Maywood's growing renown at Vienna gained her an invitation to perform at La Scala in Milan in 1848. At La Scala, Maywood became the prima ballerina at age twenty-three. She continued to perform there until her retirement in 1862. She danced the ballerina role in operas such as Jules Perrot's Faust and Antonio Cortesi's La silfide.

Maywood became the first ballerina to tour with her own ensemble company, joining with the Lasina brothers, Giovanni Battista and Giuseppi, to create a semi-permanent ensemble. She toured Italy with the company from 1850 to 1858, performing in ballet versions of Harriet Beecher Stowe's Uncle Tom's Cabin and Filippo Termanini's Rita Gauthier. A marionette version of her 1852 production of Il sogno di un alchimista was created by the Teatro Mecanico of the Anfiteatro Goldoni, marking her as a part of Italian theater culture.
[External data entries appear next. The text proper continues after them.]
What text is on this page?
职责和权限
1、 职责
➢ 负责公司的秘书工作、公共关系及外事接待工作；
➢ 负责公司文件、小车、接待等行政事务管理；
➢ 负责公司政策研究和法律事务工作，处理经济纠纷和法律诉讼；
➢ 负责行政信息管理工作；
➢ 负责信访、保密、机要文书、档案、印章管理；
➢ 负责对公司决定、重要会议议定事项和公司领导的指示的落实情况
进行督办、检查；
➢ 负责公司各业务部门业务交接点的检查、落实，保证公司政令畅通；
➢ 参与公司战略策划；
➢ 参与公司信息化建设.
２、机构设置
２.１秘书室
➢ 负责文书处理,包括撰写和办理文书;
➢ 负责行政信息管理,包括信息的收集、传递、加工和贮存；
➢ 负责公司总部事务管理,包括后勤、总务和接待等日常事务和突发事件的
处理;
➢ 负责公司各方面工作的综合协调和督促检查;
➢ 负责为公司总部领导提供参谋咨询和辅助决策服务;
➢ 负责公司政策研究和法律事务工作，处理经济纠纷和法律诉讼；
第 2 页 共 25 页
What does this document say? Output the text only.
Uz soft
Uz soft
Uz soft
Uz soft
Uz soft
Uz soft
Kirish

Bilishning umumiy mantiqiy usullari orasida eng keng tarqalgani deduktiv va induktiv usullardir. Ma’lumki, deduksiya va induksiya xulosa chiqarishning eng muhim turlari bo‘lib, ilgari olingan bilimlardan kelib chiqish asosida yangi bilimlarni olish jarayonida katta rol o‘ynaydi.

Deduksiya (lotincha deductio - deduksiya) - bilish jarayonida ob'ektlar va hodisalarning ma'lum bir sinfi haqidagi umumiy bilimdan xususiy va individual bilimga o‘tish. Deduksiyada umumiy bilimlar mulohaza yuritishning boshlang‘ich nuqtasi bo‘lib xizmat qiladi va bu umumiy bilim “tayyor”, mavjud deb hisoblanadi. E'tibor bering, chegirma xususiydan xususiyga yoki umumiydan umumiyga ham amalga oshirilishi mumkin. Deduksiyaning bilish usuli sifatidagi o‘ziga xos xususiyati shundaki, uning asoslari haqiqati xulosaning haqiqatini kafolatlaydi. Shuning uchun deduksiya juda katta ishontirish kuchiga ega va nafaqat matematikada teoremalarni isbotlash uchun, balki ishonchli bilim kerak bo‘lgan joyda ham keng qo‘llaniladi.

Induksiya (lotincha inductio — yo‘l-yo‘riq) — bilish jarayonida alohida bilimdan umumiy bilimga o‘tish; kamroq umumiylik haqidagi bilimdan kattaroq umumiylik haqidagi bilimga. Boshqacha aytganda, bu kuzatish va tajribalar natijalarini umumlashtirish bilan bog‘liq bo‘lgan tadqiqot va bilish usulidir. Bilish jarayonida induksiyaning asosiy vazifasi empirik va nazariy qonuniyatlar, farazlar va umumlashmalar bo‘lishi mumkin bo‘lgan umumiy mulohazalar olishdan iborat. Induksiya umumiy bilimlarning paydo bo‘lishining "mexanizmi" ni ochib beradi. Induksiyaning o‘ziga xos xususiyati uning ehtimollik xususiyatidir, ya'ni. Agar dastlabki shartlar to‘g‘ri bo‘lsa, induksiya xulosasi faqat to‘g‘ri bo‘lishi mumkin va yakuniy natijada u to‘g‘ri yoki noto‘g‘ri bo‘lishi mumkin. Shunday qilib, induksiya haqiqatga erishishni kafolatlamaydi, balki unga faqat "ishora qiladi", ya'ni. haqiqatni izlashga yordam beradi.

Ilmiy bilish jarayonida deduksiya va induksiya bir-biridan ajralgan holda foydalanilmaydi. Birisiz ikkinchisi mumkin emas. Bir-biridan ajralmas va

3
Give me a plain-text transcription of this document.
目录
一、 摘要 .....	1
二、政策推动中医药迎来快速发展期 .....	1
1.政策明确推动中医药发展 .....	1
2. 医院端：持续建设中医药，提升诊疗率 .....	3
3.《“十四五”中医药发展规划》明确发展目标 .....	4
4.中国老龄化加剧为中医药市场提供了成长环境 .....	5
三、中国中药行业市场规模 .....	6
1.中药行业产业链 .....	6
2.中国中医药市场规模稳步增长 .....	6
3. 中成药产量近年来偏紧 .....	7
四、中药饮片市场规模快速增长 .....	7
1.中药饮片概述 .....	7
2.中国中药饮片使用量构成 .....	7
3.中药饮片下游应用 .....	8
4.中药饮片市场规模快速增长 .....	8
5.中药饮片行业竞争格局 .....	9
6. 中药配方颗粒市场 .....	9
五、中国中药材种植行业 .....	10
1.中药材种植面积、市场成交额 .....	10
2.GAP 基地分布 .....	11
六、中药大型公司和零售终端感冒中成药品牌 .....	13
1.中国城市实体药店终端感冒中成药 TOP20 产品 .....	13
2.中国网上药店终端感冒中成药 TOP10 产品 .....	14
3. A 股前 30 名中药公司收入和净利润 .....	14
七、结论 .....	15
She was frequently critiqued by the press for scandalous behavior, including her elopement, divorce, abandonment of her child, and allegedly leaving her stepfather to die in a poorhouse. In 1858 she married Carlo Gardini, an Italian physician and journalist.

After retiring in 1862, she opened a ballet school in Vienna. She later returned to northern Italy in 1873, where she lived on Lake Como. Maywood died in obscurity on November 3, 1876, in Lemberg, Austria-Hungary (later Lviv, Ukraine).